Nous sommes en juin 2020 et quel meilleur moment pour achever cet article mis en attente (la « vraie » vie, la famille, et le temps file bien trop vite) ? Car à l'aide des géniaux clichés de Malo, réalisés lors d'un aprem' fort rigolo, ainsi que de l'impact colossal de l'Aprilia sur votre serviteur, mes souvenirs lointains n'en sont pas moins vifs. Je vous raconte?Allez, on remonte le temps.
C'est le temps que j'aurai mis à déroger de mon plan pourtant si clairement établi dans mon esprit. La machine à peine enfourchée, suite à un tour du propriétaire des coeurs dans les yeux et une vive émotion aux premières vocalises du V4, je choisissais la file de droite au feu. Objectif : une première purge à froid, en ville, via la charmante rue de la Servette.
Au vert, la rue Hoffmann est avalée d'une caresse sur les gaz et je tourne finalement à droite. Direction Balexert, puis l'autoroute. Un battement de cils plus tard, je coupe le contact quelques virages avant Saint-Cergue. Une route quasi-déserte, un temps splendide, la RSV-4 virevoltant si aisément dans les courbes... ça en valait la peine. Le temps de m'auto-flageller pour la forme, je redémarre la diva et redescends aussi facilement que je suis monté.
Dans les bouchons de fin de journée, sur notre chère A1, je ne parviens pas à pester sur l'appui conséquent de mes poignets sur les demi-guidons de l'italienne. Ni du vacarme assourdissant de l'échappement Akrapovic à basse vitesse. Ni de la selle un poil raide et de la température élevée dégagée par les entrailles du V4. A quasi 60 km/h, pas de quoi râler au sujet de la minuscule bulle aérodynamique. Une première épreuve relevée haut la main par l'Aprilia : je ne peux que sourire à son guidon. Ça commence bien.

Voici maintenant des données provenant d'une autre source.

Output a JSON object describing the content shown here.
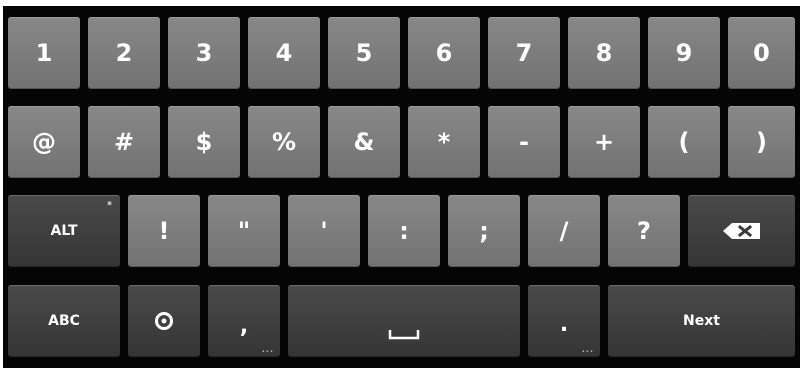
{
  "keyboard": {
    "row1": [
      "1",
      "2",
      "3",
      "4",
      "5",
      "6",
      "7",
      "8",
      "9",
      "0"
    ],
    "row2": [
      "@",
      "#",
      "$",
      "%",
      "&",
      "*",
      "-",
      "+",
      "(",
      ")"
    ],
    "row3": {
      "alt_label": "ALT",
      "symbols": [
        "!",
        "\"",
        "'",
        ":",
        ";",
        "/",
        "?"
      ],
      "backspace_icon": "backspace-icon"
    },
    "row4": {
      "abc_label": "ABC",
      "settings_icon": "gear-icon",
      "comma": ",",
      "space_icon": "space-icon",
      "period": ".",
      "next_label": "Next",
      "more_hint": "..."
    },
    "colors": {
      "background": "#050505",
      "light_key": "#808080",
      "dark_key": "#404040",
      "text": "#ffffff"
    }
  }
}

Les tricheurs étant toujours punis, c'est bien tôt le lendemain que je démarrerai la signorina dans mon box, pour un trajet soporifique jusqu'au boulot. Sursautant au premier aboiement du V4, résonnant dans l'espace exigu, je suis totalement réveillé. Soporifique mon oeil. En m'imaginant réveiller tout le lotissement, je parcours mon chemin sur le point de patinage pour me faire le plus discret possible. Cette moto est vraiment dingue. Autoroute, broap du V4, sortie, feu rouge, broap du V4, arrivée dans le parking, broap du V4 et coupure. Souriant de toutes mes dents, je n'attends plus que le trajet du retour.

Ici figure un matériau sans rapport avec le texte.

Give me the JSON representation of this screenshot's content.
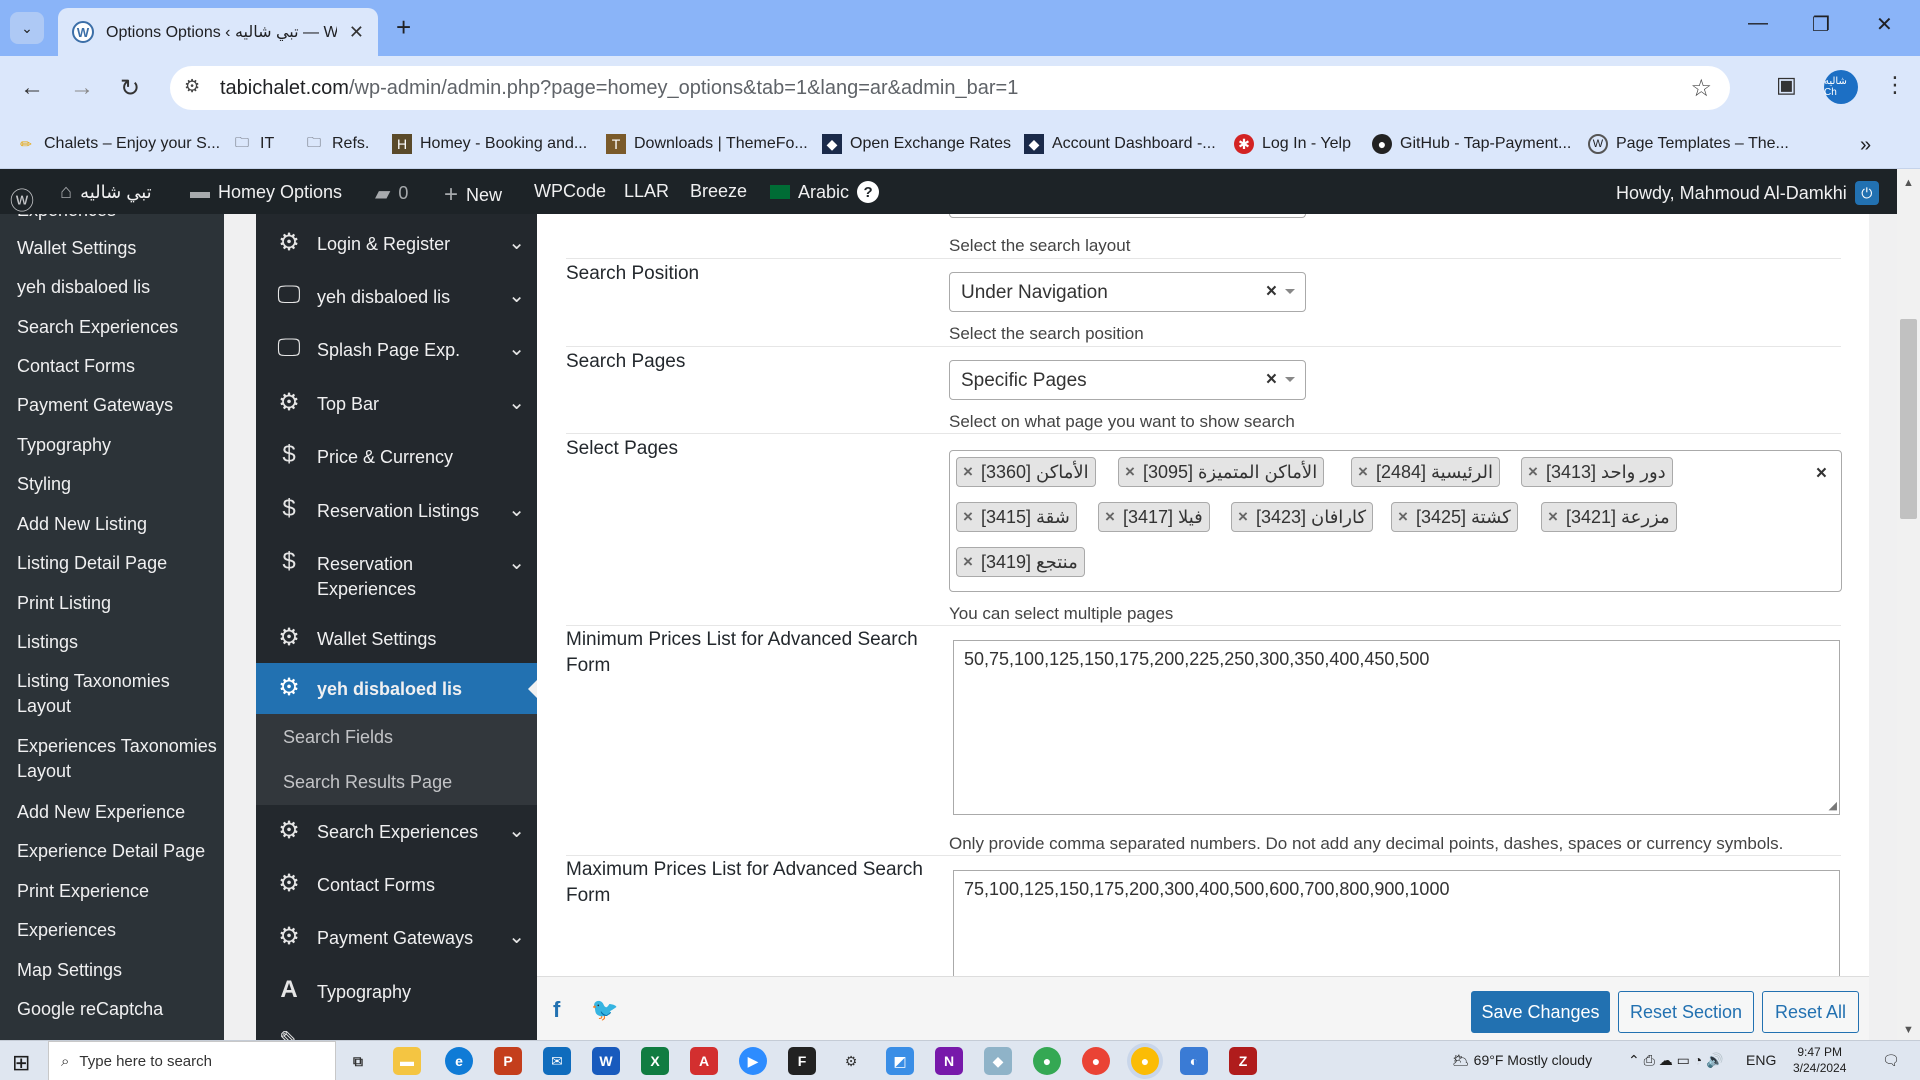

Pourquoi s'ennuyer tous les jours sur un scooter 125 ou dans un diesel climatisé quand on peut rouler avec ça ? L'inutilité absolue de ses 217 chevaux sur nos routes limitées. La cacophonie permanente du moteur agaçant faune et flore environnants. Le freinage surpuissant manquant de catapulter le pilote jusqu'au prochain feu rouge à chaque arrêt. Le rayon de braquage et le sentiment de pertinence d'un F-18 tentant de faire un créneau lors des manoeuvres dans la circulation. En fait, C'EST ABSOLUMENT GENIAL !

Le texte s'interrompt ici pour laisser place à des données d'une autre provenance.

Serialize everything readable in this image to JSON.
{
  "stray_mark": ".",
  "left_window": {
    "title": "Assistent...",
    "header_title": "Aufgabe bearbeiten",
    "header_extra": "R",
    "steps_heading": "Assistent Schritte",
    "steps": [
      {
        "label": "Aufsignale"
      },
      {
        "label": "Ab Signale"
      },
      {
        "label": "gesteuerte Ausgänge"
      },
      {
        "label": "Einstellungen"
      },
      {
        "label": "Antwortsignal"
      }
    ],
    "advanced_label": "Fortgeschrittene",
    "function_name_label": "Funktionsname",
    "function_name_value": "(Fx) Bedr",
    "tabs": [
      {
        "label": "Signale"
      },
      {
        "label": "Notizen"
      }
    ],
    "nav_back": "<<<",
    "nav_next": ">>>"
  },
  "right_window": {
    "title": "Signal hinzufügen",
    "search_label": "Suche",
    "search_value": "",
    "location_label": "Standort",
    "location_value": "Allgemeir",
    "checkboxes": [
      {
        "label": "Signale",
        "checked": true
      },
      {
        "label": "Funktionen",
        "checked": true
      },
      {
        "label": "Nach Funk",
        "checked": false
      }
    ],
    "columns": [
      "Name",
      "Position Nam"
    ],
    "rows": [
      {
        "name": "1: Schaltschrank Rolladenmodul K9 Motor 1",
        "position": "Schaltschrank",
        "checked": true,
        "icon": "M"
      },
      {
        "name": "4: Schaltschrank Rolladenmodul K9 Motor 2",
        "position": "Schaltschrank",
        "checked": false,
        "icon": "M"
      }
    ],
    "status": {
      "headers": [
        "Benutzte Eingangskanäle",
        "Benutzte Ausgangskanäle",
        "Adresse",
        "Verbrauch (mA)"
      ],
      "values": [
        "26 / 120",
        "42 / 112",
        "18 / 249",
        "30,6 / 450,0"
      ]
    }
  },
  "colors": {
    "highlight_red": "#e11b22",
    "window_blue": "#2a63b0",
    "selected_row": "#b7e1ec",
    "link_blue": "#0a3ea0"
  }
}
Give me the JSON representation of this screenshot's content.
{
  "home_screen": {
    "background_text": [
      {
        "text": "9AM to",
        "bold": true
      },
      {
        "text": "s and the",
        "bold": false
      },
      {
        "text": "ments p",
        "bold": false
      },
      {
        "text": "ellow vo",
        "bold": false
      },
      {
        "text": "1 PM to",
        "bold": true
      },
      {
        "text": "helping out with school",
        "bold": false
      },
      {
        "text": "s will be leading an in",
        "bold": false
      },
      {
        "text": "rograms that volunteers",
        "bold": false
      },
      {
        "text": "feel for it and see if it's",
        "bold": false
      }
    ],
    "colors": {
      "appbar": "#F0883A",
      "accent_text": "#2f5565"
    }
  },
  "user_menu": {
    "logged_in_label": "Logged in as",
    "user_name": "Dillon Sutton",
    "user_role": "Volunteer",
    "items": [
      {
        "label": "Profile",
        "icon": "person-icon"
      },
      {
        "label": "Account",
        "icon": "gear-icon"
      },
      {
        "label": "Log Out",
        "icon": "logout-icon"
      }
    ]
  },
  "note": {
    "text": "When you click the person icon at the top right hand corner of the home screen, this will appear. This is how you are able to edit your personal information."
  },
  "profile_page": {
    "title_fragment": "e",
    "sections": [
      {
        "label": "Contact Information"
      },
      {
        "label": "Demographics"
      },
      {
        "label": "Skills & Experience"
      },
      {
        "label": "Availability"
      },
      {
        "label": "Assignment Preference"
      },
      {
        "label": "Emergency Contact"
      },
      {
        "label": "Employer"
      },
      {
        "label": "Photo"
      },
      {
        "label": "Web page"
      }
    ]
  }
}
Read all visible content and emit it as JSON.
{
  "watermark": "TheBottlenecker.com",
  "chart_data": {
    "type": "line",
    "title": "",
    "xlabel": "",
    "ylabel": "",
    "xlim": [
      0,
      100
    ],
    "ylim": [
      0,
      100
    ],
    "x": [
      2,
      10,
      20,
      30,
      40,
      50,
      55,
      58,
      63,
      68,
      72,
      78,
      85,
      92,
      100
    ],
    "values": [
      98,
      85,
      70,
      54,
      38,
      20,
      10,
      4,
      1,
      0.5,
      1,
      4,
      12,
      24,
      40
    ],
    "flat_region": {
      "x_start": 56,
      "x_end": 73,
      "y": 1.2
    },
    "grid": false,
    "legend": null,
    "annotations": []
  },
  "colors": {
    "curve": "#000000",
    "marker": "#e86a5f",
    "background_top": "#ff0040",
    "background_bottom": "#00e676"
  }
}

Et le plus beau, au-delà de l'ambiance irréelle au guidon, c'est qu'il ne peut RIEN vous arriver. La qualité des éléments de suspension et de freinage, couplée à l'excellence du châssis de Noale, rend la RSV-4 Factory invincible. Comme beaucoup de sportives, elle ne s'avoue jamais dépassée par quoi que ce soit. Légère comme une plume, elle se rétablit d'une pichenette comme une gymnaste olympique à l'issue d'une vrille. L'impression de contrôle est permanente.